Backstage: Broadway’s Next Generation Gets Its Start in Concerts


Broadway’s Next Generation Gets Its Start in Concerts | Backstage

Many would argue that Joe Iconis birthed the rock ’n’ roll musical theater cabaret and helped create this concert culture, first with his collection of songs “Things to Ruin,” which premiered at Ars Nova in 2006. Around the same time, writing duo Kerrigan and Lowdermilk were putting on shows around town, and future Tony nominees Benj Pasek and Justin Paul’s song cycle “Edges” became a YouTube phenomenon.

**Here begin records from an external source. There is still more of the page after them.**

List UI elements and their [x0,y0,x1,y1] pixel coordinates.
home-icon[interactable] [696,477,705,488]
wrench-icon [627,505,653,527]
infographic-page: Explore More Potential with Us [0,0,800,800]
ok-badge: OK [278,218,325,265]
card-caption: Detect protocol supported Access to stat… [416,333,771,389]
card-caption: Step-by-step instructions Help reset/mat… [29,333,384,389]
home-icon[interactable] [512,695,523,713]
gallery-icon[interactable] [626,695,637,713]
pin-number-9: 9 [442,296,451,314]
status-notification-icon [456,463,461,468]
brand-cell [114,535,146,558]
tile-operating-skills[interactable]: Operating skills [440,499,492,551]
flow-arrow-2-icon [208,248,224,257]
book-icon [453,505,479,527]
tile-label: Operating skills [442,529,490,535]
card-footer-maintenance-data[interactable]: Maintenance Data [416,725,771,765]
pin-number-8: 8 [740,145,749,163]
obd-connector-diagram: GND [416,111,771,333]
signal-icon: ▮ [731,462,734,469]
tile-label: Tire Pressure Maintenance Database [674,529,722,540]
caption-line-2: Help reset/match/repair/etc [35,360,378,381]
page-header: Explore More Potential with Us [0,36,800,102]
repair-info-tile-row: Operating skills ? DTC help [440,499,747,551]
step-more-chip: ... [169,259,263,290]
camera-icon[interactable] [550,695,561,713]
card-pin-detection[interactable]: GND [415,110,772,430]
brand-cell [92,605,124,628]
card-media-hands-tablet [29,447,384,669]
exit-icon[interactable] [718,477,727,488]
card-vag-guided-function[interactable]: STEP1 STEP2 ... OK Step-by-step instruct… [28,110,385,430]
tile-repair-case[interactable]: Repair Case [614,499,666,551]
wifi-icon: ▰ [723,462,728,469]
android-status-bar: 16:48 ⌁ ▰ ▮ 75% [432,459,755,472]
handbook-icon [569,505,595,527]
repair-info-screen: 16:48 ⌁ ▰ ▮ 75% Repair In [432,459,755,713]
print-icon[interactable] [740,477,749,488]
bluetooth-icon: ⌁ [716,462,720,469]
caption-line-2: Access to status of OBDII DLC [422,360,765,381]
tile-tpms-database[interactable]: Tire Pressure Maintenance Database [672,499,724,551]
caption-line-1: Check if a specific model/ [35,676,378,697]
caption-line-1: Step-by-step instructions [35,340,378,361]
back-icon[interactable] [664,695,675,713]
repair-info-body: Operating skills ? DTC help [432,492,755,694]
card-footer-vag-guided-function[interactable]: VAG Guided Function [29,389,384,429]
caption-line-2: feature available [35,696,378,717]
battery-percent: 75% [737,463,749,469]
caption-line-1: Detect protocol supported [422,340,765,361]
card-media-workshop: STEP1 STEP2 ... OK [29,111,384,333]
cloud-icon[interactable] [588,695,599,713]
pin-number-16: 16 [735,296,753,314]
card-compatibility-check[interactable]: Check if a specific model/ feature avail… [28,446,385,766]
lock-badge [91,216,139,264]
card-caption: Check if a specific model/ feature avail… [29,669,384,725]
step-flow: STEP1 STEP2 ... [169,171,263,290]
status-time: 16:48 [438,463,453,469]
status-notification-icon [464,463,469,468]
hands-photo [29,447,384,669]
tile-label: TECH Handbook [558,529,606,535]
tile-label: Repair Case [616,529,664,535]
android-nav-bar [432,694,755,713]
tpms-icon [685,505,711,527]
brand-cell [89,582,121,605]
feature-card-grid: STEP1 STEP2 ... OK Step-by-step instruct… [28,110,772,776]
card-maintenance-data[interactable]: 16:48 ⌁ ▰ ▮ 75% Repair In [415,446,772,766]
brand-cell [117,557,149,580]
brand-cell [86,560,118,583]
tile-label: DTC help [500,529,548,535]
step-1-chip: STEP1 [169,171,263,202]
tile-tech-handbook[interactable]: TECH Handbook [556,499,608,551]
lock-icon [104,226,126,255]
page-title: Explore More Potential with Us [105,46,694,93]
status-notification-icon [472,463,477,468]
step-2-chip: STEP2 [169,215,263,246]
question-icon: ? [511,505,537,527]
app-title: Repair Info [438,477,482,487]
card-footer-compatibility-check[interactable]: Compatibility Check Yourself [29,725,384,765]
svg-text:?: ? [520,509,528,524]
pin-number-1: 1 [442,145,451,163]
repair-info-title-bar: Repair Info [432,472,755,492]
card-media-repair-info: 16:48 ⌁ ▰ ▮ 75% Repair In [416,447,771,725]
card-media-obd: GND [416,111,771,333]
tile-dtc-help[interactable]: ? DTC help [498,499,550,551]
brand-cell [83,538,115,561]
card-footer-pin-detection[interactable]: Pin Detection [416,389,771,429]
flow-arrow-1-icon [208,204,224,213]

Iconis recalls being frustrated at the slow process for mounting a new musical when his thesis show from NYU, “The Black Suits,” got stuck in developmental hell. (Seven years later, “The Black Suits” is playing through Nov. 24 at the Kirk Douglas Theatre in Los Angeles.)

“My whole idea from the beginning was to have a night that didn’t feel like a night of new musical theater songs by a new composer,” says Iconis, who now has a regular act titled “Joe Iconis and Family,” with signature touches such as plastic party cups and Christmas lights. “The idea of using this form in a way that it hadn’t necessarily been used before was really exciting to me. It wasn’t like I want to do my songs so that people will hear them and then I’ll get jobs. It’s like, I want to put on a show.”

When writers like Oliver and Drew Gasparini saw Iconis’ shows, they were inspired to do the same. “I’m a huge fan girl for Joe,” Oliver gushes. “I still try desperately to be friends with Joe,” adds Gasparini. And the place to hold your concert was Joe’s Pub at the Public Theater.